We will be exploring with a related dataset (the actual important one) for the World Development Indicator. Each of the 3 main variables have a subset of its own to separate male and female statistics. Make sure you are choosing the right variable so that your model makes sense!

In [None]:
# Importing dataset while doing some additional cleaning.
ind = pd.read_csv('ind.csv').dropna().reset_index(drop=True)
ind.head()

Explore relationship among life expectancy, access to electricity, and adult literacy. We are only looking at a very small portion of the data of the World Development Indicators from 2000. 

Our demo will be looking at the relationship between access to electricity and life expectancy. We will be using a module callel `linear_model` in the `scikit-learn` package.

In [None]:
from sklearn.linear_model import LinearRegression

# We need a DataFrame instead of a Series for x and y.
x = ind[['elec']]  
y = ind[['exp']]

exp_v_elec = LinearRegression()
exp_v_elec.fit(x, y)

We can look at the coefficient (slope) and intercept of the linear model to interpret our model. Remember our simple linear regression formula:

$$ y = a + bx + \epsilon $$

In [None]:
print("intercept:    ", exp_v_elec.intercept_[0])
print("coefficient:  ", exp_v_elec.coef_[0][0])

***Question to Ponder:*** What does the model tell you?

We can also standardize units in our linear model `exp_v_elec` to see our correlation coefficient `r`. Recall that standardizing unit can be done by this formula:

$$ z = \frac{x-\mu}{\sigma}, $$

where $z$ is the standardized unit, $\mu$ the mean, and $\sigma$ the standard deviation.
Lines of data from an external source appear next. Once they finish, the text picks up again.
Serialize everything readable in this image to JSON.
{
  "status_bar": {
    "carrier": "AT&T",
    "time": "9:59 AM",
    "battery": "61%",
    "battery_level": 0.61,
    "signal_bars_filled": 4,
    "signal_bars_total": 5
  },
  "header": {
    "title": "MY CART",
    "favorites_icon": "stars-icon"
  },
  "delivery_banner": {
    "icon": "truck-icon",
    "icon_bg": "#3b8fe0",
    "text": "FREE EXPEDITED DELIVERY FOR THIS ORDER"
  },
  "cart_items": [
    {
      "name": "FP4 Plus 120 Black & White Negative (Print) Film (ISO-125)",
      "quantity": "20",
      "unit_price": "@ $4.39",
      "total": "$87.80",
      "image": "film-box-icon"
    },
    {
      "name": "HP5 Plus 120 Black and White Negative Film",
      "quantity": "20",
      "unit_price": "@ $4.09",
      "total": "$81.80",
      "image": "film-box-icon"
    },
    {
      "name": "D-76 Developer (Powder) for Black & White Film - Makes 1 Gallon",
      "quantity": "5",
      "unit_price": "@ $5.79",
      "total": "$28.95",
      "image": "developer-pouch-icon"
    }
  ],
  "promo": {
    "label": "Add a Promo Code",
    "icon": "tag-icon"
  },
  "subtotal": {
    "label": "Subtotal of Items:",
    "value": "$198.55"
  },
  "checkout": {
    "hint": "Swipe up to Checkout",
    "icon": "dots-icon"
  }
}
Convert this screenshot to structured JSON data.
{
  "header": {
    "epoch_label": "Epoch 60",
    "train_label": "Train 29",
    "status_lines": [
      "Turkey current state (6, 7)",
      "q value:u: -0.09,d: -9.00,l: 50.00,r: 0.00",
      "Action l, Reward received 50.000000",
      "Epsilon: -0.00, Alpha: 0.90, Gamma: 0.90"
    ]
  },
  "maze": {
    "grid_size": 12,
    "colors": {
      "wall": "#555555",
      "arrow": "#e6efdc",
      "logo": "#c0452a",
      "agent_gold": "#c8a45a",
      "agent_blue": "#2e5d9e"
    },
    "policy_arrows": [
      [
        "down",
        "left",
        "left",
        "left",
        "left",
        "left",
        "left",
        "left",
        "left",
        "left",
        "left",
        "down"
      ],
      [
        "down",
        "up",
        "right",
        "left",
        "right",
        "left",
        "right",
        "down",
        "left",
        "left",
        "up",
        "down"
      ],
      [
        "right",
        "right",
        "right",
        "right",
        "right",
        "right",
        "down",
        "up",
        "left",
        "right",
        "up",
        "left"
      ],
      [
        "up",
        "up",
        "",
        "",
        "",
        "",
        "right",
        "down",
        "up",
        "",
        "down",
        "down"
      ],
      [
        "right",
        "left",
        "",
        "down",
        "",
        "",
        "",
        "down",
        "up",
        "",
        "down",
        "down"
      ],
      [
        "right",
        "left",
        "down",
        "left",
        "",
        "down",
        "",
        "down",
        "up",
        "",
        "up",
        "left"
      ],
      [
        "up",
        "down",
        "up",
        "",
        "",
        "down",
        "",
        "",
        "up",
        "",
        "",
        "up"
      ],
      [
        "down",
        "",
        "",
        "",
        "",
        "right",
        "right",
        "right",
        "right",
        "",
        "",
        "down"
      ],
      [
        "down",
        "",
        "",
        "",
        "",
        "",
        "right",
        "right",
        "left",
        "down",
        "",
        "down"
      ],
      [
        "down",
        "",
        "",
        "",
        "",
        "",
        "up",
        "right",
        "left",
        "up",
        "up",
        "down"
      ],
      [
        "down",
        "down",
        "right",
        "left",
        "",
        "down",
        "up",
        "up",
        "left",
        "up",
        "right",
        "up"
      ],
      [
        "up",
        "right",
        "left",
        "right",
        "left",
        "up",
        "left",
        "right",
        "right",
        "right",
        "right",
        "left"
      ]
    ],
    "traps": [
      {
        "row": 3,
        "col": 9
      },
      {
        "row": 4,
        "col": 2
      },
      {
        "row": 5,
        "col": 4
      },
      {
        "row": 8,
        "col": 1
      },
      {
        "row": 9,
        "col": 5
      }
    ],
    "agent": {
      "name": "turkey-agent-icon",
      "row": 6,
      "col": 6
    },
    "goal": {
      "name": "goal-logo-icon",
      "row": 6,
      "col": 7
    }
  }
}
Instead of doing this by hand, we will be using `StandardScaler` in the `preprocessing` module of the `scikit-learn` package.

In [None]:
from sklearn.preprocessing import StandardScaler

scalerX = StandardScaler()
scalerX.fit(x)
x_std = scalerX.transform(x)

scalerY = StandardScaler()
scalerY.fit(y)
y_std = scalerY.transform(y)

In [None]:
exp_v_elec_std = LinearRegression()
exp_v_elec_std.fit(x_std, y_std)
print("correlation coefficient (r):  ", exp_v_elec_std.coef_[0][0])

The convention to understand the strength of correlation is that for $|r| > 0.7$, the correlation is strong, and for $|r| < 0.3$, the correlation is weak. Anything in between is moderate.

To see what a strong correlation is visually, we can plot a scatter plot with a regression line for `elec` and `exp`, using `lmplot` in seaborn.

In [None]:
sns.lmplot('elec', 'exp', data=ind)
plt.title('Life Expectancy vs. Access to Electricity')
plt.xlabel('Access to Electricity (% population)')
plt.ylabel('Life Expectancy at Birth (years)');

***Question to Ponder:*** Are you convinced that the correlation between these 2 variables is this strong? Is there something from the dataset that may be misleading?

### Linear Model Exercise

Choose 2 variables from the indicator (`ind`) dataset of your choice, and build a linear model. Report the coefficient (slope), intercept, and the correlation coefficient (standardized slope) for your linear model. At the end, generate a plot that shows the regression line for your model. 

Use the code above to help you get started.